Le palais se trouvait dans la jungle. Aucun chemin praticable hormis une route bien gardée. On passa donc dans la jungle, ce qui permit d'essayer de manger un steak de crocodile (ça ne cuit pas, étrange non ?). Après trois jour de marche, le palais nous apparut. Un petit palais en pierre, bâti au milieu d'un marécage. La populace miséreuse qui travaillait autour ne donnait pas l'impression de vivre à proximité d'un trésor.
Sig nous fit le topo.
Et effectivement, après les 263 salles du donjon (qui avait l'air plus petit vu de l'extérieur), on tua le roi avec une stratégie du type courir tout autour de la salle en criant et en lançant des trucs et on obtint le super objet de quête Diamant de Bantou (Force +3, gargouillis de ventre -2, protection contre les aveugles). Il restait plus qu'à le ramener à Barys
Chapitre 4
Ô lecteur, tu as réussi des actes dignes des plus grands héros de l'histoire, tu es un peu l'égal d'Aragorn ou du mec qui te fait deviner sous quel pot de yaourt se trouve la boulette. Que mille vierges soient à tes pieds ! |
La joyeuse compagnie s'en retournait en Fronz chargée du butin du pillage du donjon du seigneur m'Ktoubouktoubou Bé. Sur le chemin, nos héros rencontrèrent un émissaire venu de Barys.
L'émissaire eut tout à coup l'air gêné.
Après avoir échangé les politesses d'usage avec l'envoyé, la troupe reprit son chemin.
À Barys, tout avait changé : Zarquo avait autorisé les quarante Kak, une guilde de mages noirs, à s'installer en ville contre une forte somme d'argent. Ils ont racheté tous les ateliers de la ville. Ils avaient payé leurs employés avec de l'or transmuté qui se changea en plomb le lendemain, puis, profitant de cette crise, rachetèrent tout le reste pour une bouchée de pain. Zarquo avait en outre attisé la haine entre les races, ce qui avait créé d'immenses émeutes qui avaient abouti à une répression sanglante.
J'essayais de ne pas regarder les familles de mendiants réduits à se battre pour les restes d'une poubelle.

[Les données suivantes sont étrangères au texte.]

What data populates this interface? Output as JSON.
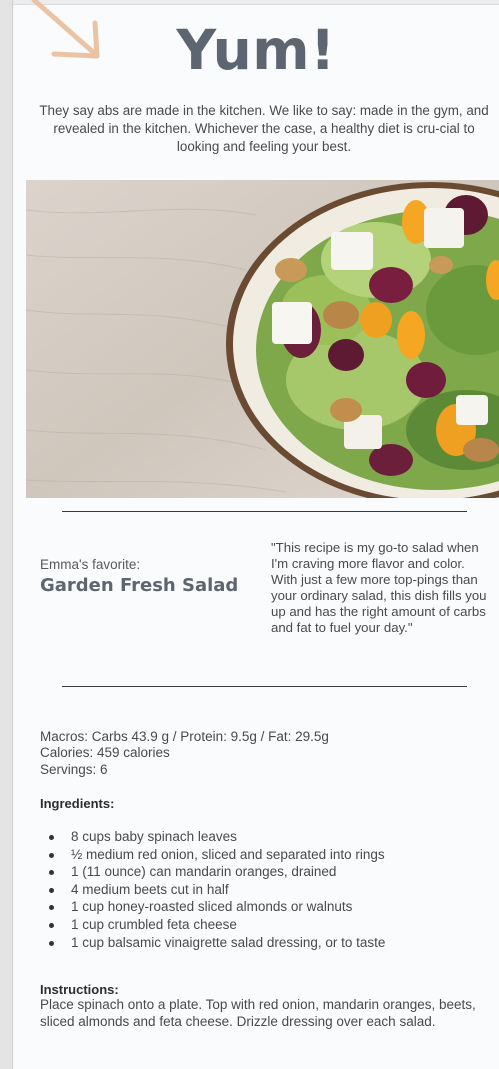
{
  "page": {
    "title": "Yum!",
    "intro": "They say abs are made in the kitchen. We like to say: made in the gym, and revealed in the kitchen. Whichever the case, a healthy diet is cru-cial to looking and feeling your best."
  },
  "hero_image": {
    "alt": "Garden Fresh Salad"
  },
  "favorite": {
    "label": "Emma's favorite:",
    "title": "Garden Fresh Salad"
  },
  "quote": "\"This recipe is my go-to salad when I'm craving more flavor and color. With just a few more top-pings than your ordinary salad, this dish fills you up and has the right amount of carbs and fat to fuel your day.\"",
  "nutrition": {
    "macros": "Macros: Carbs 43.9 g / Protein: 9.5g / Fat: 29.5g",
    "calories": "Calories: 459 calories",
    "servings": "Servings: 6"
  },
  "ingredients": {
    "heading": "Ingredients:",
    "items": [
      "8 cups baby spinach leaves",
      "½ medium red onion, sliced and separated into rings",
      "1 (11 ounce) can mandarin oranges, drained",
      "4 medium beets cut in half",
      "1 cup honey-roasted sliced almonds or walnuts",
      "1 cup crumbled feta cheese",
      "1 cup balsamic vinaigrette salad dressing, or to taste"
    ]
  },
  "instructions": {
    "heading": "Instructions:",
    "text": "Place spinach onto a plate. Top with red onion, mandarin oranges, beets, sliced almonds and feta cheese. Drizzle dressing over each salad."
  },
  "colors": {
    "title": "#5d6570",
    "body_text": "#4a4a4a",
    "arrow": "#ebc3a2",
    "background": "#fafbfc"
  }
}
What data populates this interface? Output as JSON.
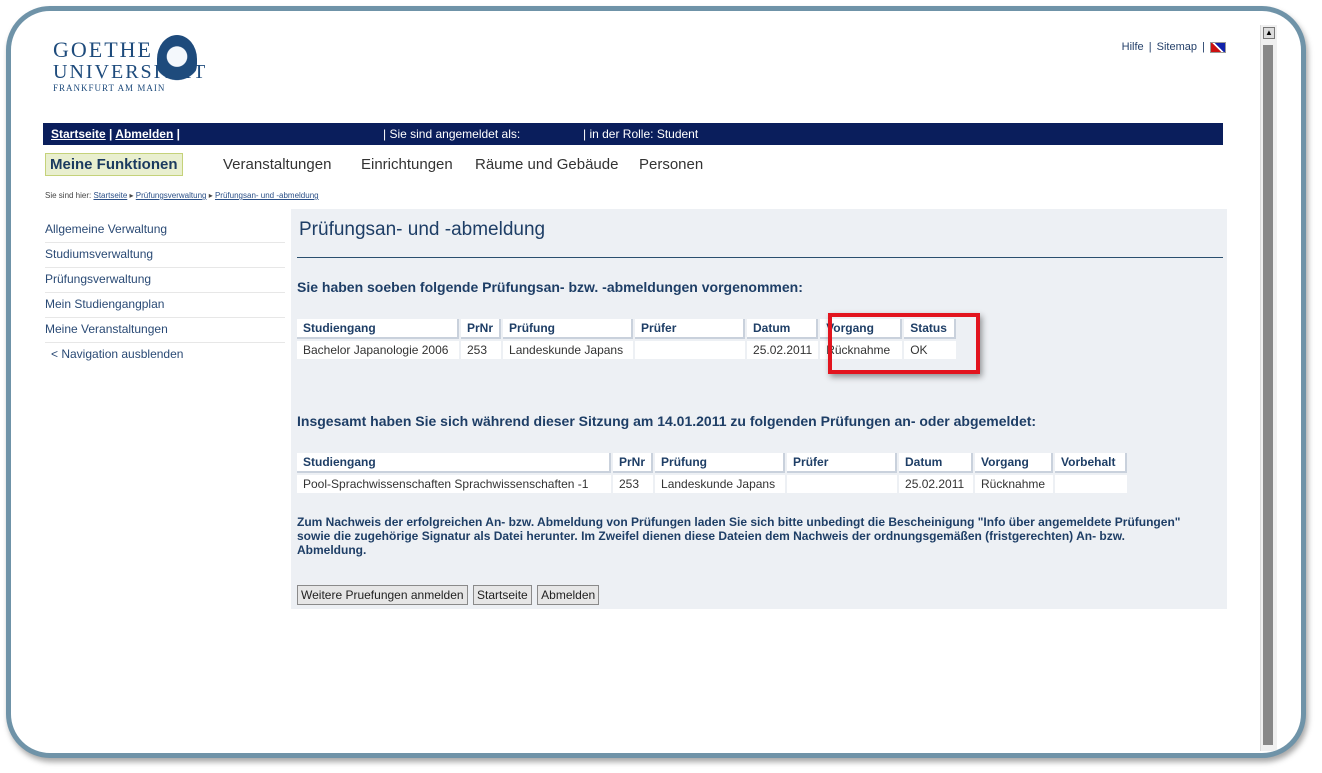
{
  "toplinks": {
    "help": "Hilfe",
    "sitemap": "Sitemap",
    "separator": "|",
    "language_icon": "uk-flag-icon"
  },
  "logo": {
    "line1": "GOETHE",
    "line2": "UNIVERSITÄT",
    "line3": "FRANKFURT AM MAIN"
  },
  "navbar": {
    "home": "Startseite",
    "logout": "Abmelden",
    "sep": "|",
    "logged_in_as": "| Sie sind angemeldet als:",
    "role": "| in der Rolle: Student"
  },
  "menu": {
    "active": "Meine Funktionen",
    "items": [
      "Veranstaltungen",
      "Einrichtungen",
      "Räume und Gebäude",
      "Personen"
    ]
  },
  "breadcrumb": {
    "prefix": "Sie sind hier:",
    "items": [
      "Startseite",
      "Prüfungsverwaltung",
      "Prüfungsan- und -abmeldung"
    ]
  },
  "sidebar": {
    "items": [
      "Allgemeine Verwaltung",
      "Studiumsverwaltung",
      "Prüfungsverwaltung",
      "Mein Studiengangplan",
      "Meine Veranstaltungen",
      "< Navigation ausblenden"
    ]
  },
  "page": {
    "title": "Prüfungsan- und -abmeldung",
    "section1_heading": "Sie haben soeben folgende Prüfungsan- bzw. -abmeldungen vorgenommen:",
    "table1": {
      "headers": [
        "Studiengang",
        "PrNr",
        "Prüfung",
        "Prüfer",
        "Datum",
        "Vorgang",
        "Status"
      ],
      "rows": [
        [
          "Bachelor Japanologie 2006",
          "253",
          "Landeskunde Japans",
          "",
          "25.02.2011",
          "Rücknahme",
          "OK"
        ]
      ]
    },
    "section2_heading": "Insgesamt haben Sie sich während dieser Sitzung am 14.01.2011 zu folgenden Prüfungen an- oder abgemeldet:",
    "table2": {
      "headers": [
        "Studiengang",
        "PrNr",
        "Prüfung",
        "Prüfer",
        "Datum",
        "Vorgang",
        "Vorbehalt"
      ],
      "rows": [
        [
          "Pool-Sprachwissenschaften Sprachwissenschaften -1",
          "253",
          "Landeskunde Japans",
          "",
          "25.02.2011",
          "Rücknahme",
          ""
        ]
      ]
    },
    "note": "Zum Nachweis der erfolgreichen An- bzw. Abmeldung von Prüfungen laden Sie sich bitte unbedingt die Bescheinigung \"Info über angemeldete Prüfungen\" sowie die zugehörige Signatur als Datei herunter. Im Zweifel dienen diese Dateien dem Nachweis der ordnungsgemäßen (fristgerechten) An- bzw. Abmeldung.",
    "buttons": {
      "more": "Weitere Pruefungen anmelden",
      "home": "Startseite",
      "logout": "Abmelden"
    }
  },
  "colors": {
    "navbar": "#0a1e5c",
    "highlight": "#e2141e",
    "frame": "#6f93a8"
  }
}
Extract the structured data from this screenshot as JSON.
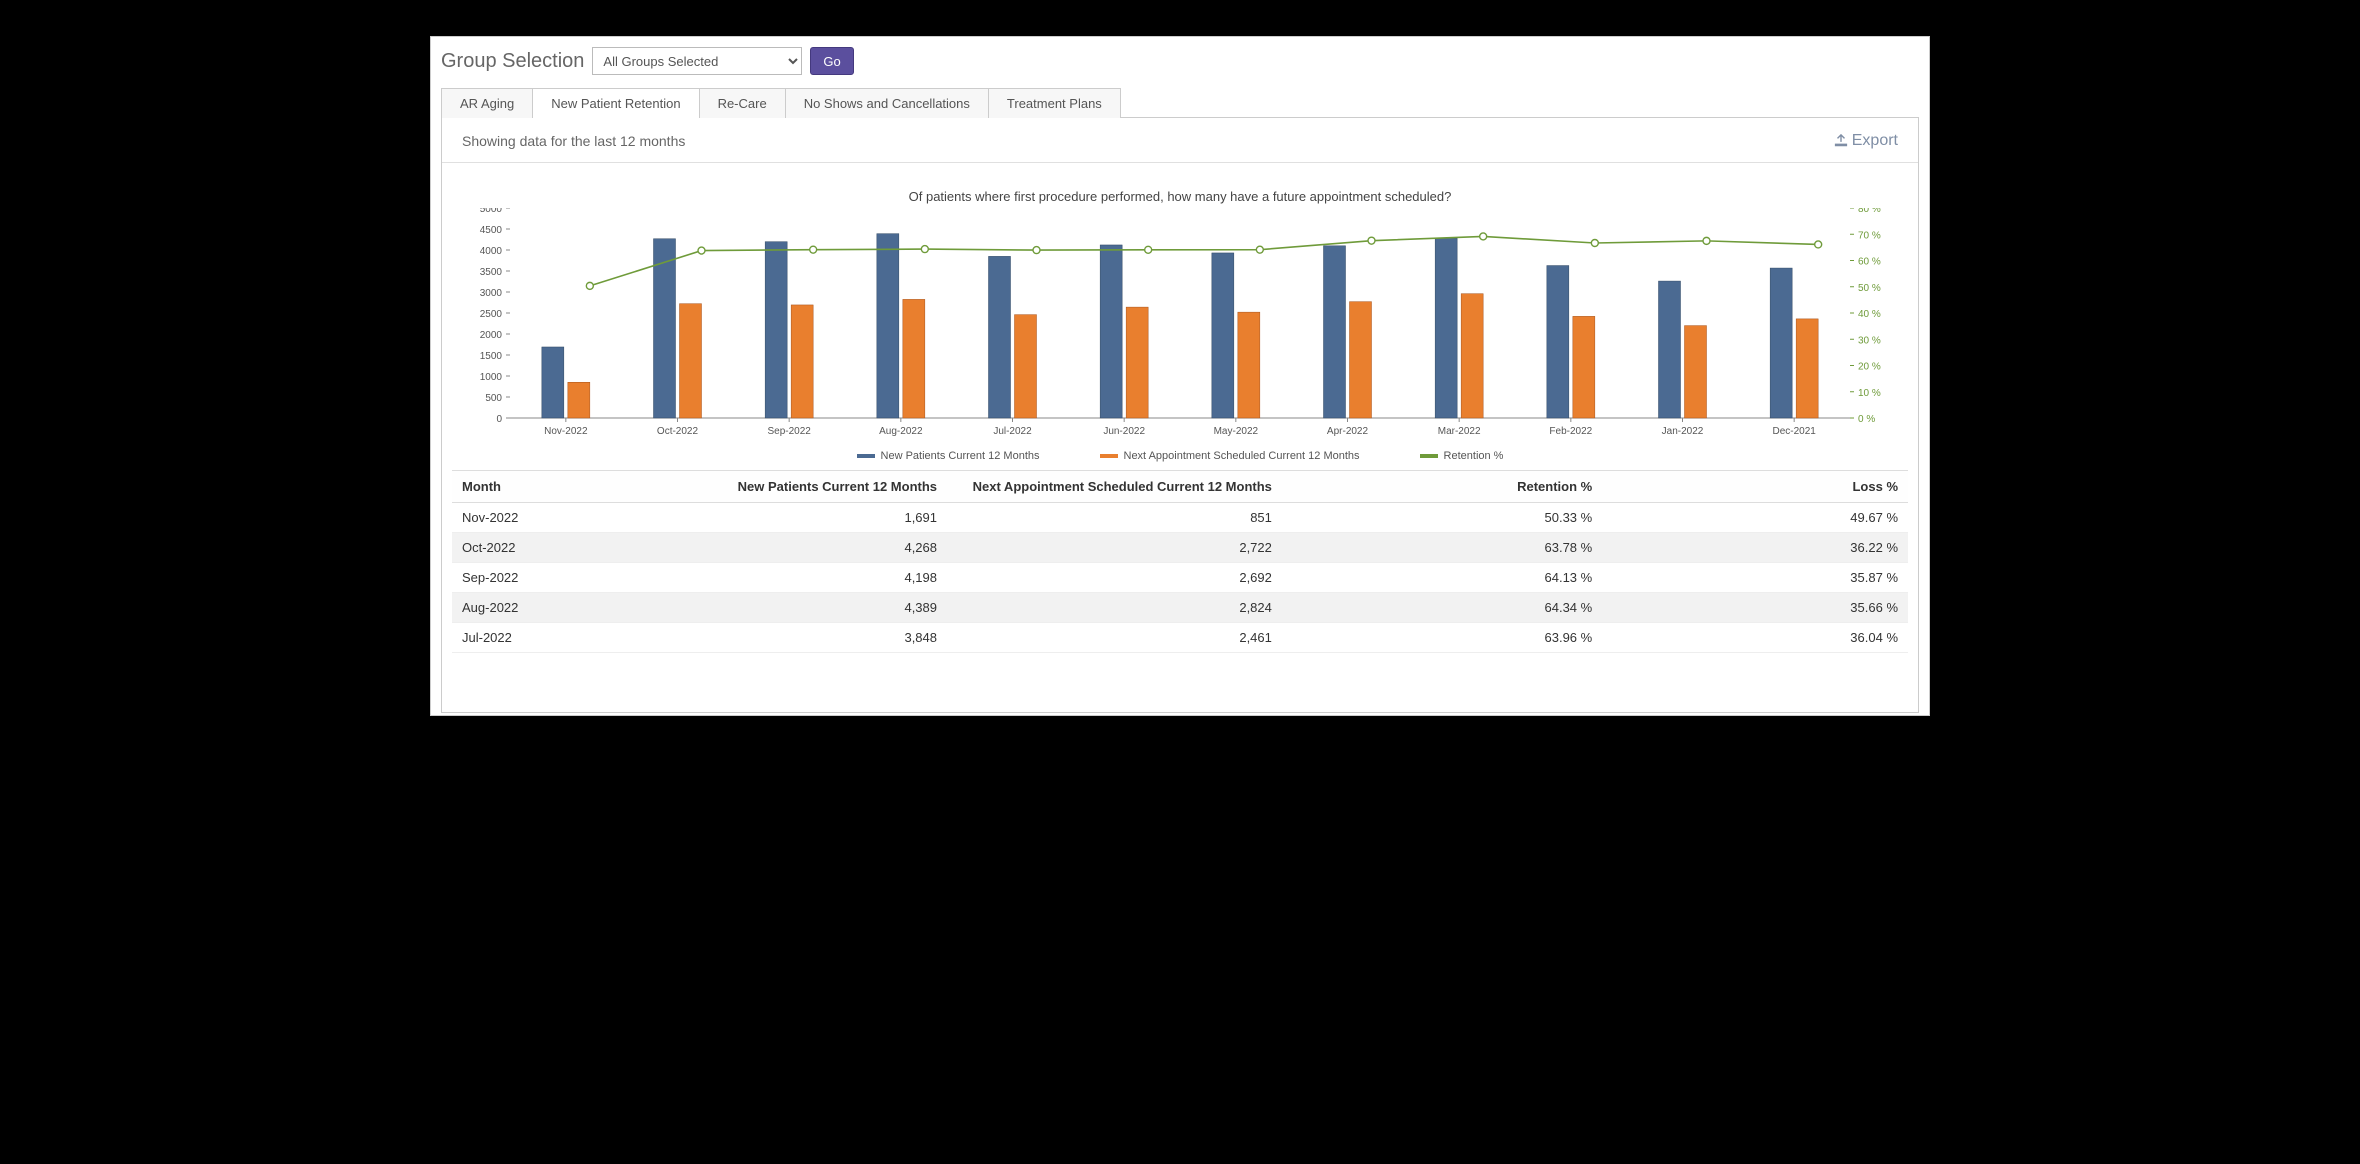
{
  "topbar": {
    "group_label": "Group Selection",
    "select_value": "All Groups Selected",
    "go_label": "Go"
  },
  "tabs": [
    {
      "label": "AR Aging",
      "active": false
    },
    {
      "label": "New Patient Retention",
      "active": true
    },
    {
      "label": "Re-Care",
      "active": false
    },
    {
      "label": "No Shows and Cancellations",
      "active": false
    },
    {
      "label": "Treatment Plans",
      "active": false
    }
  ],
  "panel": {
    "subtitle": "Showing data for the last 12 months",
    "export_label": "Export"
  },
  "chart_data": {
    "type": "bar+line",
    "title": "Of patients where first procedure performed, how many have a future appointment scheduled?",
    "categories": [
      "Nov-2022",
      "Oct-2022",
      "Sep-2022",
      "Aug-2022",
      "Jul-2022",
      "Jun-2022",
      "May-2022",
      "Apr-2022",
      "Mar-2022",
      "Feb-2022",
      "Jan-2022",
      "Dec-2021"
    ],
    "y_left": {
      "min": 0,
      "max": 5000,
      "step": 500,
      "label": ""
    },
    "y_right": {
      "min": 0,
      "max": 80,
      "step": 10,
      "label": "%"
    },
    "series": [
      {
        "name": "New Patients Current 12 Months",
        "type": "bar",
        "color": "#4b6a92",
        "values": [
          1691,
          4268,
          4198,
          4389,
          3848,
          4120,
          3930,
          4100,
          4280,
          3630,
          3260,
          3570
        ]
      },
      {
        "name": "Next Appointment Scheduled Current 12 Months",
        "type": "bar",
        "color": "#e97f2e",
        "values": [
          851,
          2722,
          2692,
          2824,
          2461,
          2640,
          2520,
          2770,
          2960,
          2420,
          2200,
          2360
        ]
      },
      {
        "name": "Retention %",
        "type": "line",
        "color": "#6f9b3a",
        "axis": "right",
        "values": [
          50.33,
          63.78,
          64.13,
          64.34,
          63.96,
          64.08,
          64.12,
          67.56,
          69.16,
          66.67,
          67.48,
          66.11
        ]
      }
    ],
    "legend": [
      "New Patients Current 12 Months",
      "Next Appointment Scheduled Current 12 Months",
      "Retention %"
    ]
  },
  "table": {
    "headers": [
      "Month",
      "New Patients Current 12 Months",
      "Next Appointment Scheduled Current 12 Months",
      "Retention %",
      "Loss %"
    ],
    "rows": [
      {
        "month": "Nov-2022",
        "np": "1,691",
        "na": "851",
        "ret": "50.33 %",
        "loss": "49.67 %"
      },
      {
        "month": "Oct-2022",
        "np": "4,268",
        "na": "2,722",
        "ret": "63.78 %",
        "loss": "36.22 %"
      },
      {
        "month": "Sep-2022",
        "np": "4,198",
        "na": "2,692",
        "ret": "64.13 %",
        "loss": "35.87 %"
      },
      {
        "month": "Aug-2022",
        "np": "4,389",
        "na": "2,824",
        "ret": "64.34 %",
        "loss": "35.66 %"
      },
      {
        "month": "Jul-2022",
        "np": "3,848",
        "na": "2,461",
        "ret": "63.96 %",
        "loss": "36.04 %"
      }
    ]
  },
  "colors": {
    "bar1": "#4b6a92",
    "bar2": "#e97f2e",
    "line": "#6f9b3a"
  }
}
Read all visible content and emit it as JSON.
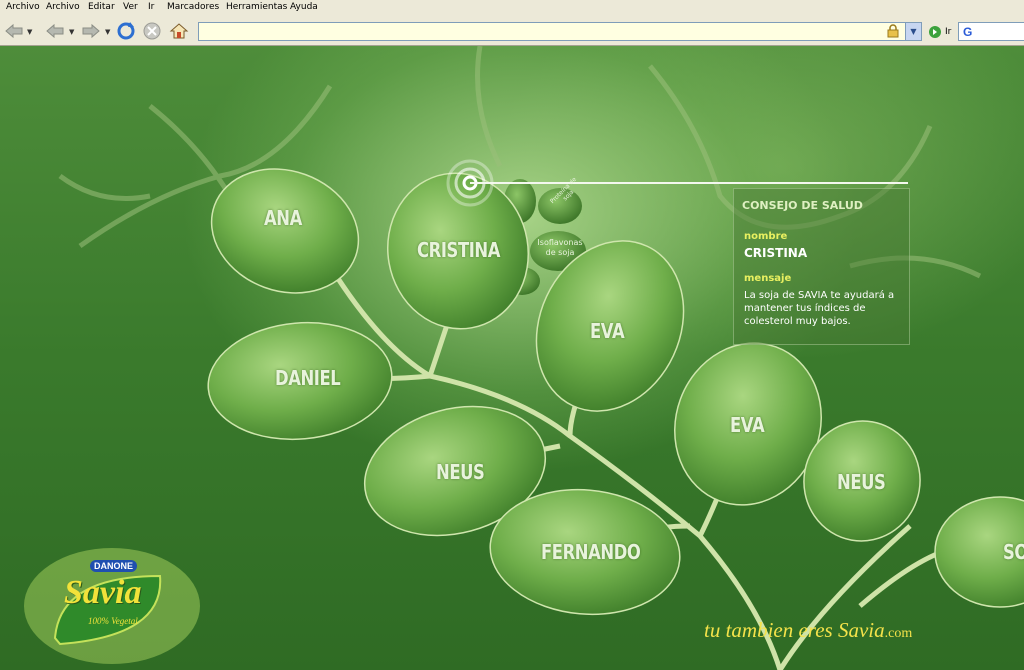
{
  "menu": [
    "Archivo",
    "Archivo",
    "Editar",
    "Ver",
    "Ir",
    "Marcadores",
    "Herramientas",
    "Ayuda"
  ],
  "toolbar": {
    "go_label": "Ir"
  },
  "address": {
    "value": "",
    "placeholder": ""
  },
  "leaves": {
    "ana": "ANA",
    "cristina": "CRISTINA",
    "daniel": "DANIEL",
    "eva1": "EVA",
    "eva2": "EVA",
    "neus1": "NEUS",
    "neus2": "NEUS",
    "fernando": "FERNANDO",
    "partial": "SO"
  },
  "small_leaves": {
    "isoflavonas": "Isoflavonas de soja",
    "proteina": "Proteína de soja"
  },
  "panel": {
    "title": "CONSEJO DE SALUD",
    "name_label": "nombre",
    "name": "CRISTINA",
    "msg_label": "mensaje",
    "message": "La soja de SAVIA te ayudará a mantener tus índices de colesterol muy bajos."
  },
  "brand": {
    "company": "DANONE",
    "name": "Savia",
    "sub": "100% Vegetal",
    "tagline_main": "tu tambien eres Savia",
    "tagline_com": ".com"
  },
  "colors": {
    "accent": "#f4e24a",
    "panel_label": "#e9f060",
    "leaf": "#6fae4a"
  }
}
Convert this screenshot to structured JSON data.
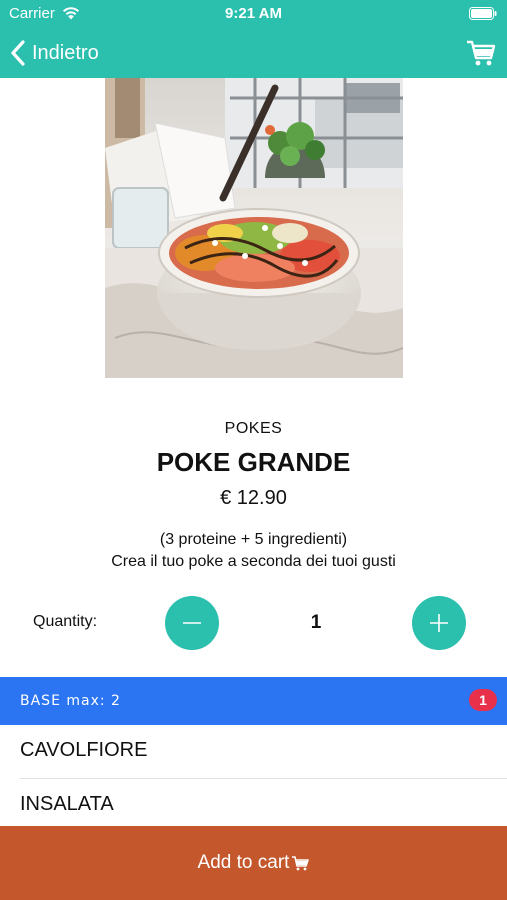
{
  "status_bar": {
    "carrier": "Carrier",
    "time": "9:21 AM"
  },
  "nav": {
    "back_label": "Indietro"
  },
  "product": {
    "category": "POKES",
    "name": "POKE GRANDE",
    "price": "€ 12.90",
    "description_line1": "(3 proteine + 5 ingredienti)",
    "description_line2": "Crea il tuo poke a seconda dei tuoi gusti"
  },
  "quantity": {
    "label": "Quantity:",
    "value": "1"
  },
  "section": {
    "label": "BASE max: 2",
    "badge": "1"
  },
  "options": [
    {
      "label": "CAVOLFIORE"
    },
    {
      "label": "INSALATA"
    }
  ],
  "cta": {
    "label": "Add to cart"
  },
  "colors": {
    "teal": "#2bbfae",
    "section_blue": "#2b74f2",
    "badge_red": "#e8304a",
    "cta_orange": "#c4572b"
  },
  "icons": [
    "wifi-icon",
    "battery-icon",
    "chevron-left-icon",
    "cart-icon",
    "minus-icon",
    "plus-icon"
  ]
}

Le palais royal, par contre, étincelait. Les gardes hésitèrent à laisser entrer Didé, mais nous fûmes introduits auprès du vizir.
Épilogue
Ô Lecteur, tel un saint homme tu as renoncé à la richesse et à la gloire, et tu t'es retiré loin des lumières de la ville. Tu es et tu seras à jamais une légende ! |
Le soleil est déjà haut dans le ciel : Ma dague magique grésille dans un coin de la ruine me servant de maison en déblatérant d'anciennes malédictions. J'émerge lentement, difficilement au beau milieu de fioles de potion et de carcasses de bêtes sauvages. Chaque mouvement pour sortir de ta couche est atroce, entre ma gueule de bois et les horribles craquements des planches sous mon poids. Au pied du lit, une bouteille d'hydromel s'est écoulée sur une vieille peau de troll élimée récupérée à la mort dudit troll.
Vêtu de ma cape rouge délavée et de mes cuissardes de cuir, j'ouvre la porte de ma mansarde. Un héraut gueulant dans la rue m'apprend que le seigneur des ténèbres a encore lancé un sort de peste noire sur une ville. Un mendiant ronfle dans un tonneau. Normal, la herse de la ville a été fracassée quand les barbares ont lancé un raid pour piller les stocks de nourriture hier. Il y en a même un qui a préféré s'empaler sur une lance plutôt que de retourner dans sa tribu les mains vides. Je mets un pied dehors. Pas de bol. Il pleut. Et je viens de marcher dans une merde.